I remember not that long ago that Microsoft was using the Kinect to create a form of Augmented Reality in our living rooms. The project was called IllumiRoom for those who don't remember or have a strong Google-Fu. The idea behind it would be that by using the Kinect and a video projector you could expand out the screen of your game to add an extra level of immersion. The Kinect would 'scan' the area to get a digital mapping of your play space so that the projector could properly display no matter the contours or set up of anyone's living room or gaming space. It looked like a cool little add-on but shortly fell flat or just out of the limelight as I haven't heard a thing about IllumiRoom since April of 2013.
That was at least until the following demonstration of Microsoft's RoomAlive that you can see below. It looks like that proof of concept from IllumiRoom was expanded to cover the whole room and not just one wall. On top of that, RoomAlive expanded it to have a nice little plugin for Unity to make things easier for developers to use RoomAlive to its full advantages. To that extent I would guess it could also use the same tech to continue forth for all of us gamers who want to only worry about one wall in our rooms and not all four or more. Here, have a look at the tech demo for RoomAlive that was recently shown to the world.
So RoomAlive looks like a nice push forward in advancing how we can play and interact with our video games but I wouldn't put too much faith into it revolutionizing anything yet. It is still a proof of concept but with how difficult it looked to project and spatial map out a very bland and empty room, how long will it take to perfect your average gamer's gaming cave? I know mine is nowhere near as white and nowhere as uncluttered with cool gaming gear, posters, and all the stuff that comes in those amazing collector's editions of games. RoomAlive looks to be aimed at a different type of gamer than I am when it comes to just personality and aesthetics.
There is the large bonus, although I'm sure it will be costly, that it is being aimed to allow your average user to build and install the whole RoomAlive system. It will be the cost of six Kinects and six projectors that will make the whole RoomAlive project out of scope for your average gamers. Maybe it is something that all those devs at Ubisoft will be burning money on as I mentioned before. Just for the Kinects alone you are looking at about $600 USD and I don't see this being common place anytime soon even if they move past the proof of concept with RoomAlive here.

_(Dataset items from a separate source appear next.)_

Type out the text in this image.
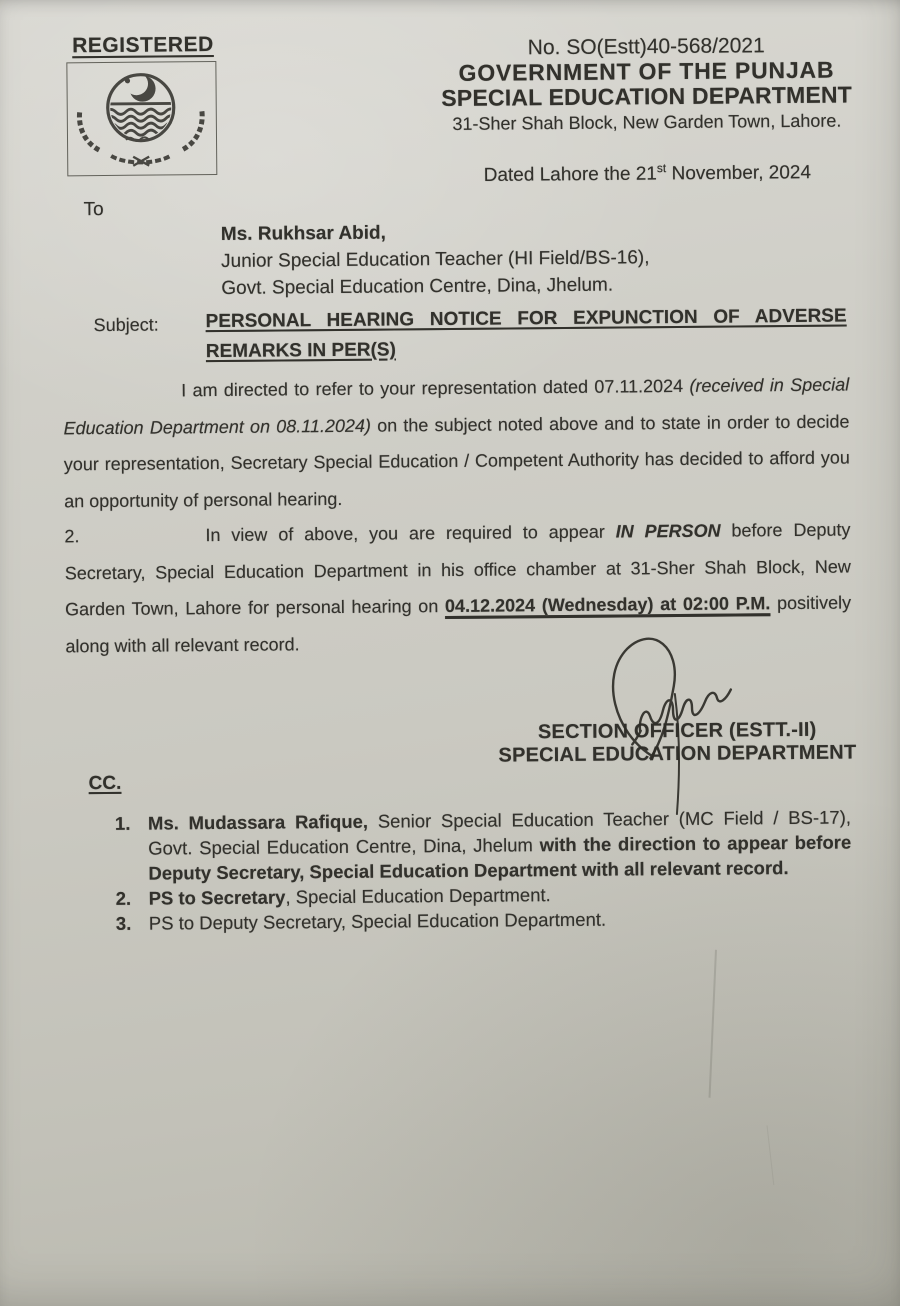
REGISTERED	No. SO(Estt)40-568/2021
GOVERNMENT OF THE PUNJAB
SPECIAL EDUCATION DEPARTMENT
31-Sher Shah Block, New Garden Town, Lahore.
Dated Lahore the 21st November, 2024
To
Ms. Rukhsar Abid,
Junior Special Education Teacher (HI Field/BS-16),
Govt. Special Education Centre, Dina, Jhelum.
Subject: PERSONAL HEARING NOTICE FOR EXPUNCTION OF ADVERSE
REMARKS IN PER(S)
I am directed to refer to your representation dated 07.11.2024 (received in Special Education Department on 08.11.2024) on the subject noted above and to state in order to decide your representation, Secretary Special Education / Competent Authority has decided to afford you an opportunity of personal hearing.
2.	In view of above, you are required to appear IN PERSON before Deputy Secretary, Special Education Department in his office chamber at 31-Sher Shah Block, New Garden Town, Lahore for personal hearing on 04.12.2024 (Wednesday) at 02:00 P.M. positively along with all relevant record.
SECTION OFFICER (ESTT.-II)
SPECIAL EDUCATION DEPARTMENT
CC.
1. Ms. Mudassara Rafique, Senior Special Education Teacher (MC Field / BS-17), Govt. Special Education Centre, Dina, Jhelum with the direction to appear before Deputy Secretary, Special Education Department with all relevant record.
2. PS to Secretary, Special Education Department.
3. PS to Deputy Secretary, Special Education Department.
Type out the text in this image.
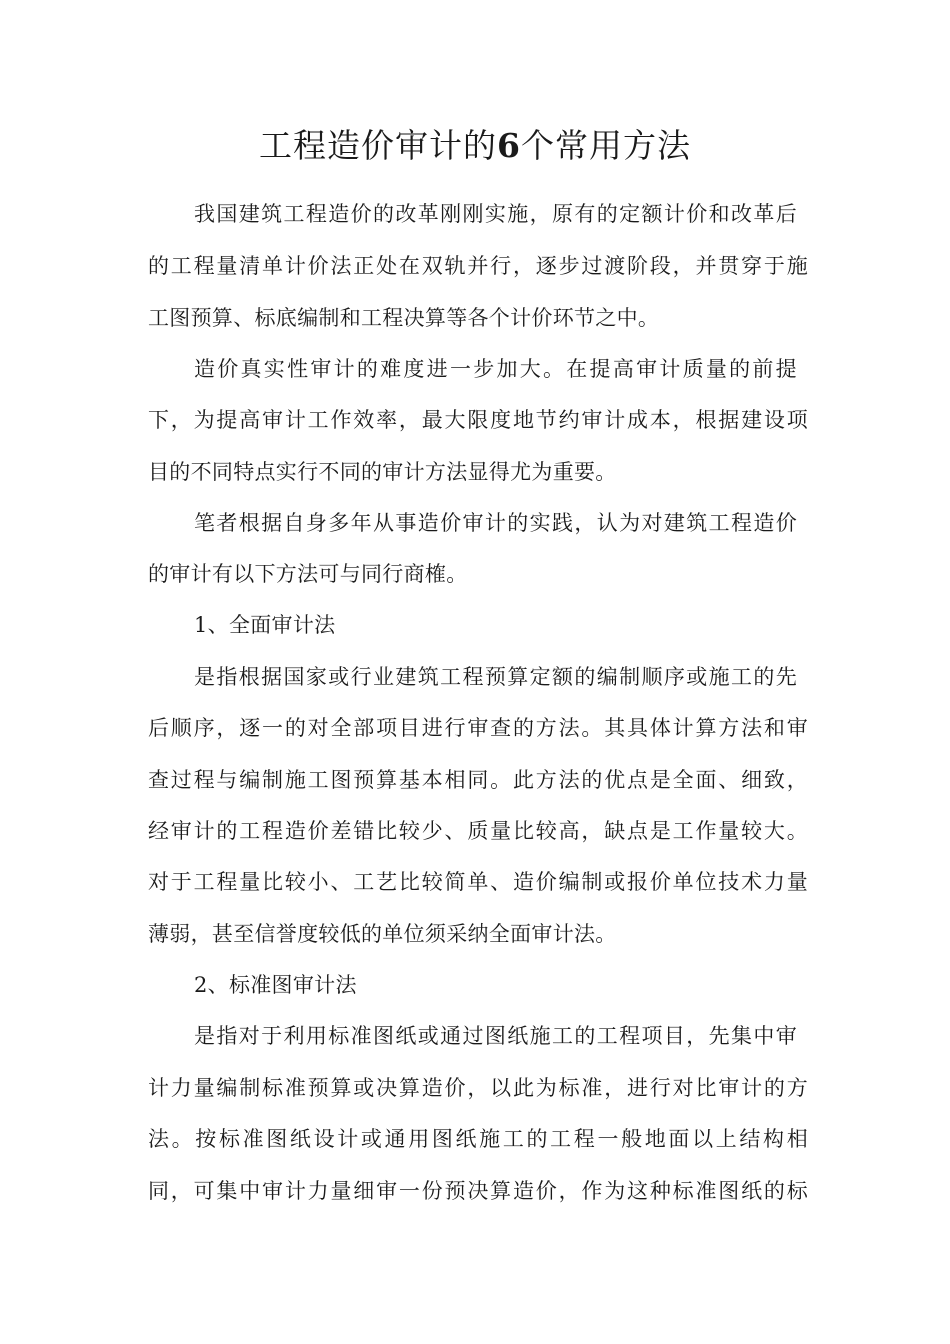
工程造价审计的6个常用方法

我国建筑工程造价的改革刚刚实施，原有的定额计价和改革后

的工程量清单计价法正处在双轨并行，逐步过渡阶段，并贯穿于施

工图预算、标底编制和工程决算等各个计价环节之中。

造价真实性审计的难度进一步加大。在提高审计质量的前提

下，为提高审计工作效率，最大限度地节约审计成本，根据建设项

目的不同特点实行不同的审计方法显得尤为重要。

笔者根据自身多年从事造价审计的实践，认为对建筑工程造价

的审计有以下方法可与同行商榷。

1、全面审计法

是指根据国家或行业建筑工程预算定额的编制顺序或施工的先

后顺序，逐一的对全部项目进行审查的方法。其具体计算方法和审

查过程与编制施工图预算基本相同。此方法的优点是全面、细致，

经审计的工程造价差错比较少、质量比较高，缺点是工作量较大。

对于工程量比较小、工艺比较简单、造价编制或报价单位技术力量

薄弱，甚至信誉度较低的单位须采纳全面审计法。

2、标准图审计法

是指对于利用标准图纸或通过图纸施工的工程项目，先集中审

计力量编制标准预算或决算造价，以此为标准，进行对比审计的方

法。按标准图纸设计或通用图纸施工的工程一般地面以上结构相

同，可集中审计力量细审一份预决算造价，作为这种标准图纸的标
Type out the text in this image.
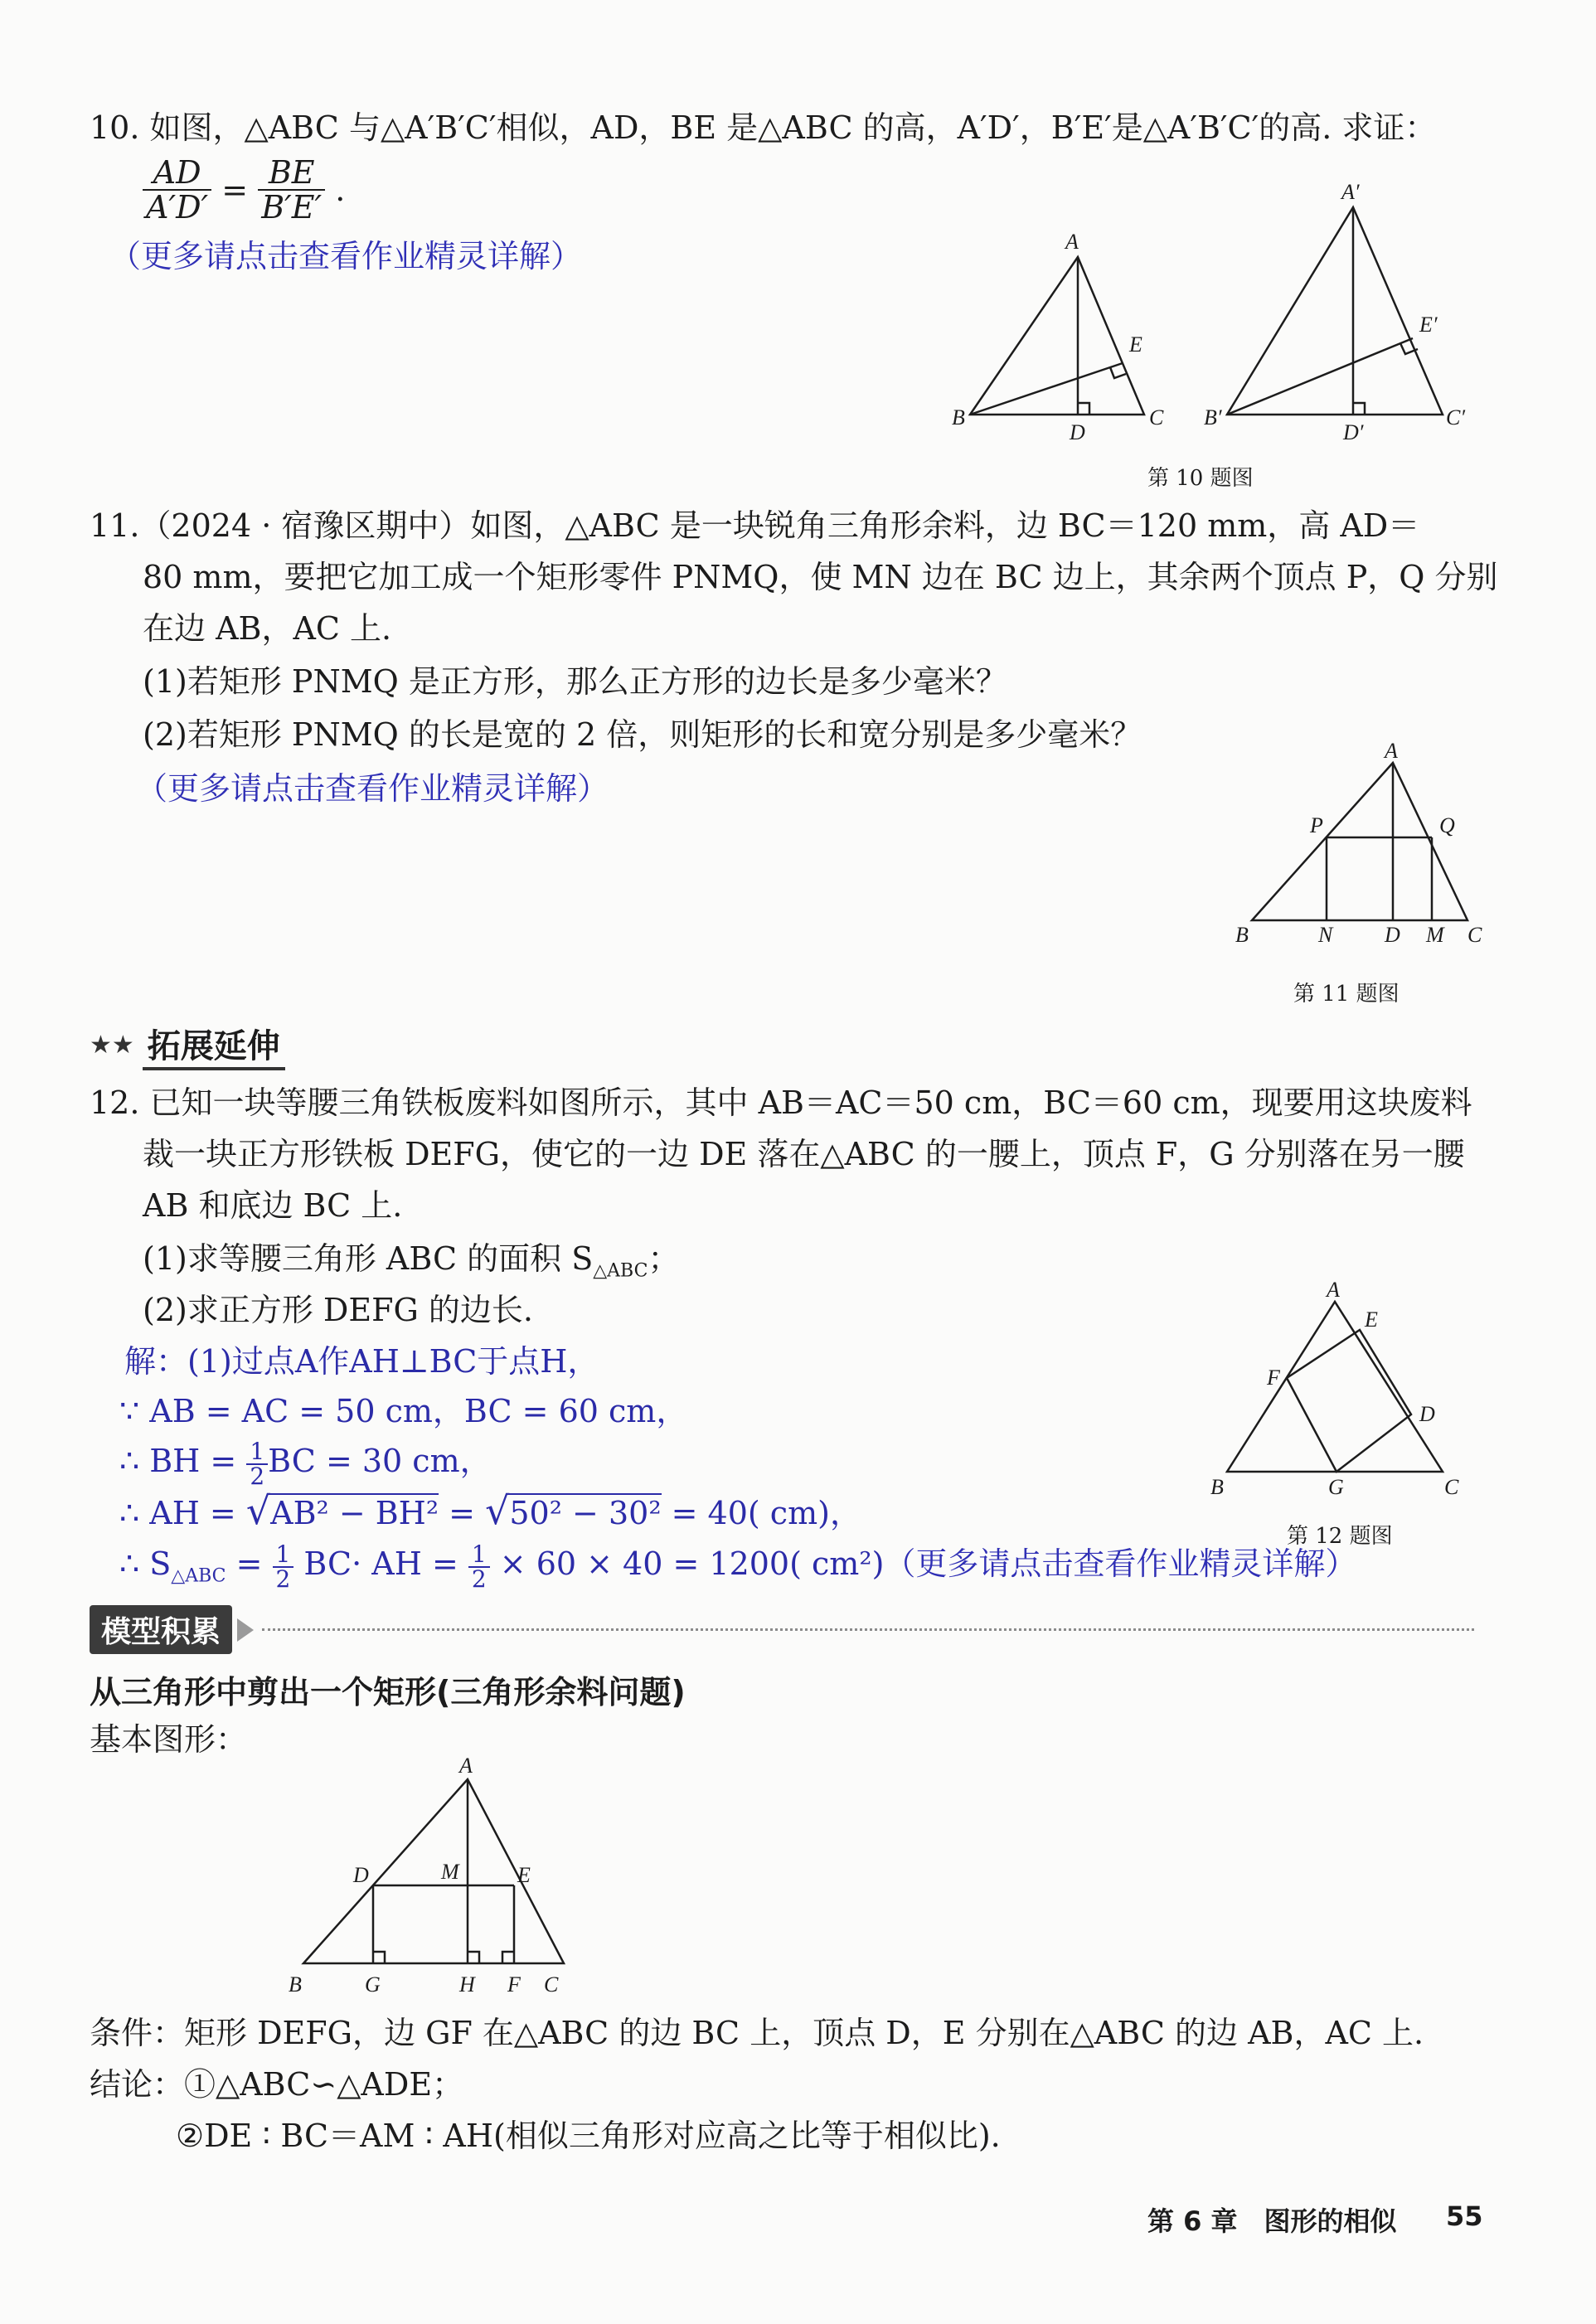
10. 如图，△ABC 与△A′B′C′相似，AD，BE 是△ABC 的高，A′D′，B′E′是△A′B′C′的高. 求证：
$\frac{AD}{A'D'} = \frac{BE}{B'E'}$ .
（更多请点击查看作业精灵详解）	A
B	C
D
E
A′
B′	C′
D′
E′
第 10 题图
11.（2024 · 宿豫区期中）如图，△ABC 是一块锐角三角形余料，边 BC＝120 mm，高 AD＝
80 mm，要把它加工成一个矩形零件 PNMQ，使 MN 边在 BC 边上，其余两个顶点 P，Q 分别
在边 AB，AC 上.
(1)若矩形 PNMQ 是正方形，那么正方形的边长是多少毫米？
(2)若矩形 PNMQ 的长是宽的 2 倍，则矩形的长和宽分别是多少毫米？
（更多请点击查看作业精灵详解）
A
B	C
D
N	M
P	Q
第 11 题图
★★ 拓展延伸
12. 已知一块等腰三角铁板废料如图所示，其中 AB＝AC＝50 cm，BC＝60 cm，现要用这块废料
裁一块正方形铁板 DEFG，使它的一边 DE 落在△ABC 的一腰上，顶点 F，G 分别落在另一腰
AB 和底边 BC 上.
(1)求等腰三角形 ABC 的面积 $S_{\triangle ABC}$；
(2)求正方形 DEFG 的边长.
解：(1)过点A作AH⊥BC于点H，
∵ AB = AC = 50 cm，BC = 60 cm，
∴ BH = $\frac{1}{2}$ BC = 30 cm，
∴ AH = √AB² − BH² = √50² − 30² = 40( cm)，
∴ $S_{\triangle ABC} = \frac{1}{2} BC\cdot$ AH = $\frac{1}{2} \times 60 \times 40 = 1200$( cm²)（更多请点击查看作业精灵详解）
A
B	C
D
E
F
G
第 12 题图
模型积累
从三角形中剪出一个矩形(三角形余料问题)
基本图形：
A
B	C
D	E
F
G	H
M
条件：矩形 DEFG，边 GF 在△ABC 的边 BC 上，顶点 D，E 分别在△ABC 的边 AB，AC 上.
结论：①△ABC∽△ADE；
②DE ∶ BC＝AM ∶ AH(相似三角形对应高之比等于相似比).
第 6 章　图形的相似 55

None the less, RoomAlive does look like we may be one step closer to those Holodecks that I've been waiting for. Sure we may still be punching and shooting our walls or those of an arcade that may set one of these up but it is the push forward to make our gaming rooms come alive that brings us one step closer. Now we just need to learn how to make light solid without burning the fragile skin of humans, animate that, and then add in environmental effects and we are solid. Get cracking all you devs and researchers out there!